Music in the Round’s new Visiting String Quartet made their spellbinding Sheffield debut with a rapturously received celebration of the quartets of Fanny and Felix Mendelssohn in spring 2024.  

They return to Sheffield this autumn for an immersive afternoon and evening exploring more of Felix Mendelssohn’s quartets. 

View the brochure online here or download it below.



Save £s when you book for 5 Music in the Round concerts or more at the same time. Find out more here. 

MENDELSSOHN Felix, String Quartet in E Flat (1823)

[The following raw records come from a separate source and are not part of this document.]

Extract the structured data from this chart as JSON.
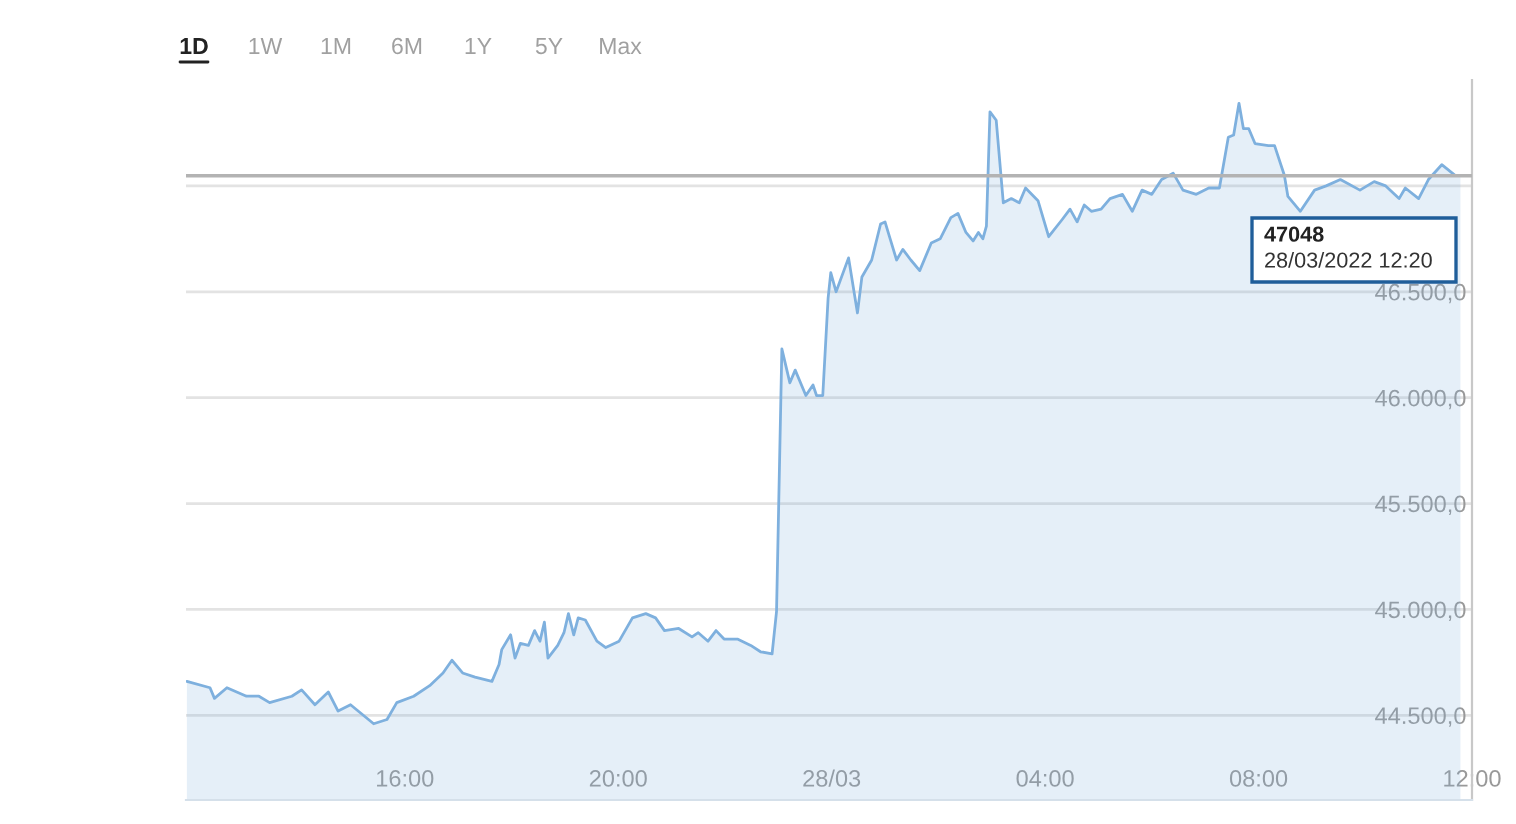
{
  "chart_data": {
    "type": "area",
    "x": [
      "2022-03-27T11:55",
      "2022-03-27T12:21",
      "2022-03-27T12:26",
      "2022-03-27T12:40",
      "2022-03-27T13:02",
      "2022-03-27T13:16",
      "2022-03-27T13:28",
      "2022-03-27T13:53",
      "2022-03-27T14:04",
      "2022-03-27T14:19",
      "2022-03-27T14:34",
      "2022-03-27T14:45",
      "2022-03-27T14:59",
      "2022-03-27T15:25",
      "2022-03-27T15:40",
      "2022-03-27T15:51",
      "2022-03-27T16:10",
      "2022-03-27T16:28",
      "2022-03-27T16:43",
      "2022-03-27T16:53",
      "2022-03-27T17:05",
      "2022-03-27T17:19",
      "2022-03-27T17:38",
      "2022-03-27T17:46",
      "2022-03-27T17:49",
      "2022-03-27T17:59",
      "2022-03-27T18:04",
      "2022-03-27T18:10",
      "2022-03-27T18:19",
      "2022-03-27T18:26",
      "2022-03-27T18:32",
      "2022-03-27T18:37",
      "2022-03-27T18:41",
      "2022-03-27T18:52",
      "2022-03-27T18:59",
      "2022-03-27T19:04",
      "2022-03-27T19:10",
      "2022-03-27T19:15",
      "2022-03-27T19:23",
      "2022-03-27T19:36",
      "2022-03-27T19:46",
      "2022-03-27T20:01",
      "2022-03-27T20:16",
      "2022-03-27T20:31",
      "2022-03-27T20:42",
      "2022-03-27T20:52",
      "2022-03-27T21:08",
      "2022-03-27T21:23",
      "2022-03-27T21:30",
      "2022-03-27T21:41",
      "2022-03-27T21:50",
      "2022-03-27T21:59",
      "2022-03-27T22:14",
      "2022-03-27T22:29",
      "2022-03-27T22:40",
      "2022-03-27T22:53",
      "2022-03-27T22:58",
      "2022-03-27T23:04",
      "2022-03-27T23:13",
      "2022-03-27T23:19",
      "2022-03-27T23:31",
      "2022-03-27T23:39",
      "2022-03-27T23:43",
      "2022-03-27T23:50",
      "2022-03-27T23:56",
      "2022-03-27T23:59",
      "2022-03-28T00:05",
      "2022-03-28T00:19",
      "2022-03-28T00:29",
      "2022-03-28T00:34",
      "2022-03-28T00:45",
      "2022-03-28T00:55",
      "2022-03-28T01:00",
      "2022-03-28T01:05",
      "2022-03-28T01:13",
      "2022-03-28T01:20",
      "2022-03-28T01:29",
      "2022-03-28T01:39",
      "2022-03-28T01:52",
      "2022-03-28T02:02",
      "2022-03-28T02:14",
      "2022-03-28T02:22",
      "2022-03-28T02:31",
      "2022-03-28T02:39",
      "2022-03-28T02:45",
      "2022-03-28T02:50",
      "2022-03-28T02:54",
      "2022-03-28T02:58",
      "2022-03-28T03:05",
      "2022-03-28T03:13",
      "2022-03-28T03:22",
      "2022-03-28T03:31",
      "2022-03-28T03:38",
      "2022-03-28T03:52",
      "2022-03-28T04:04",
      "2022-03-28T04:19",
      "2022-03-28T04:28",
      "2022-03-28T04:36",
      "2022-03-28T04:44",
      "2022-03-28T04:52",
      "2022-03-28T05:03",
      "2022-03-28T05:13",
      "2022-03-28T05:27",
      "2022-03-28T05:38",
      "2022-03-28T05:49",
      "2022-03-28T06:00",
      "2022-03-28T06:11",
      "2022-03-28T06:24",
      "2022-03-28T06:35",
      "2022-03-28T06:50",
      "2022-03-28T07:04",
      "2022-03-28T07:16",
      "2022-03-28T07:26",
      "2022-03-28T07:32",
      "2022-03-28T07:38",
      "2022-03-28T07:43",
      "2022-03-28T07:49",
      "2022-03-28T07:56",
      "2022-03-28T08:11",
      "2022-03-28T08:18",
      "2022-03-28T08:29",
      "2022-03-28T08:33",
      "2022-03-28T08:47",
      "2022-03-28T09:03",
      "2022-03-28T09:16",
      "2022-03-28T09:32",
      "2022-03-28T09:54",
      "2022-03-28T10:10",
      "2022-03-28T10:23",
      "2022-03-28T10:38",
      "2022-03-28T10:45",
      "2022-03-28T11:00",
      "2022-03-28T11:11",
      "2022-03-28T11:26",
      "2022-03-28T11:41",
      "2022-03-28T11:47"
    ],
    "series": [
      {
        "color": "#7eb0de",
        "values": [
          44660,
          44630,
          44580,
          44630,
          44590,
          44590,
          44560,
          44590,
          44620,
          44550,
          44610,
          44520,
          44550,
          44460,
          44480,
          44560,
          44590,
          44640,
          44700,
          44760,
          44700,
          44680,
          44660,
          44740,
          44810,
          44880,
          44770,
          44840,
          44830,
          44900,
          44850,
          44940,
          44770,
          44830,
          44890,
          44980,
          44880,
          44960,
          44950,
          44850,
          44820,
          44850,
          44960,
          44980,
          44960,
          44900,
          44910,
          44870,
          44890,
          44850,
          44900,
          44860,
          44860,
          44830,
          44800,
          44790,
          44990,
          46230,
          46070,
          46130,
          46010,
          46060,
          46010,
          46010,
          46470,
          46590,
          46500,
          46660,
          46400,
          46570,
          46650,
          46820,
          46830,
          46760,
          46650,
          46700,
          46650,
          46600,
          46730,
          46750,
          46850,
          46870,
          46780,
          46740,
          46780,
          46750,
          46810,
          47350,
          47310,
          46920,
          46940,
          46920,
          46990,
          46930,
          46760,
          46840,
          46890,
          46830,
          46910,
          46880,
          46890,
          46940,
          46960,
          46880,
          46980,
          46960,
          47030,
          47060,
          46980,
          46960,
          46990,
          46990,
          47230,
          47240,
          47390,
          47270,
          47270,
          47200,
          47190,
          47190,
          47050,
          46950,
          46880,
          46980,
          47000,
          47030,
          46980,
          47020,
          47000,
          46940,
          46990,
          46940,
          47030,
          47100,
          47050,
          47050
        ]
      }
    ],
    "xlim": [
      "2022-03-27T11:54",
      "2022-03-28T12:00"
    ],
    "xticks": [
      {
        "value": "2022-03-27T16:00",
        "label": "16:00"
      },
      {
        "value": "2022-03-27T20:00",
        "label": "20:00"
      },
      {
        "value": "2022-03-28T00:00",
        "label": "28/03"
      },
      {
        "value": "2022-03-28T04:00",
        "label": "04:00"
      },
      {
        "value": "2022-03-28T08:00",
        "label": "08:00"
      },
      {
        "value": "2022-03-28T12:00",
        "label": "12:00"
      }
    ],
    "ylim": [
      44100,
      47500
    ],
    "yticks": [
      {
        "value": 44500,
        "label": "44.500,0"
      },
      {
        "value": 45000,
        "label": "45.000,0"
      },
      {
        "value": 45500,
        "label": "45.500,0"
      },
      {
        "value": 46000,
        "label": "46.000,0"
      },
      {
        "value": 46500,
        "label": "46.500,0"
      },
      {
        "value": 47000,
        "label": null
      }
    ],
    "grid": "y",
    "ref_lines": [
      {
        "axis": "y",
        "value": 47048,
        "label": "47048",
        "color": "#b3b3b3"
      }
    ],
    "annotations": [
      "1D",
      "1W",
      "1M",
      "6M",
      "1Y",
      "5Y",
      "Max",
      "28/03/2022 12:20"
    ]
  }
}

Mendelssohn was fourteen years old when he composed his E flat major String Quartet in 1823 – two years before Beethoven completed the first of his ‘late’ quartets, and two years before Mendelssohn himself wrote the first version of his Octet. It was published posthumously (in 1879) but is much less well-known than Mendelssohn’s mature quartets. Prodigiously gifted though he was, Mendelssohn was still finding his way stylistically so this work owes much to the models of Haydn and Mozart and, in the finale, to Bach. The Mendelssohn authority R. Larry Todd wrote that the music of the composer’s earliest attempt at writing a full-length string quartet was ‘firmly grounded in the classical tradition’ – but Todd also noted that it was completed in just eleven days: the first page of the autograph manuscript is dated 25 March 1823 and the last page 5 April. The opening Allegro moderato is an elegant, rather Mozartian movement in sonata form, but the Adagio non troppo, in C minor, is darker, with more adventurous chromatic harmony. The Minuet and Trio has distinct echoes of Haydn while the finale is a contrapuntal tour de force: a double fugue which was probably modelled on the fugal finales in three of Haydn’s Op. 20 quartets. 

Nigel Simeone © 2024 

MENDELSSOHN Felix, Scherzo (from Four Pieces for String Quartet), Op. 81, No. 2

The four pieces for string quartet published in 1850 as Mendelssohn’s Op. 81 were assembled from music written over a twenty-year period: the earliest dates from 1827 while the Scherzo was composed in 1847, the year of Mendelssohn’s death. The gossamer lightness of his scherzos was already apparent in the early Octet, and perhaps the most celebrated example was composed in 1842 for the incidental music to A Midsummer Night’s Dream. Marked Allegro leggiero, the same inspired lightness of touch and dazzling flair for the most delicate instrumental writing are both apparent in this late example of a stand-alone Scherzo for string quartet. 

Nigel Simeone © 2024 


MENDELSSOHN Felix, String Quartet in E minor Op.44, No.2

The last of Felix Mendelssohn’s string quartets was composed in August–September 1847 at Interlaken, a few months after the death of his sister, Fanny Hensel-Mendelssohn. Written as an instrumental Requiem in her memory, it was completed shortly before Mendelssohn’s own death. The first movement is defiant and agitated, while the Scherzo is most unlike Mendelssohn’s usual Scherzo style: this is earnest, dark and intense music. The deeply-felt Adagio is the emotional heart of the work, and the movement that is most obviously elegiac in character. The uneasy start of the finale, marked by syncopations and trills, finds moments of lyricism (including some self-quotations) as well as outbursts of anger. Few works in Mendelssohn’s output are so personal, and so overtly emotional. Though Mendelssohn heard the work played privately, the first public performance took place after his death. It was given in Leipzig by a quartet led by Joseph Joachim at a memorial concert on 4 November 1848 – the first anniversary of Mendelssohn’s death.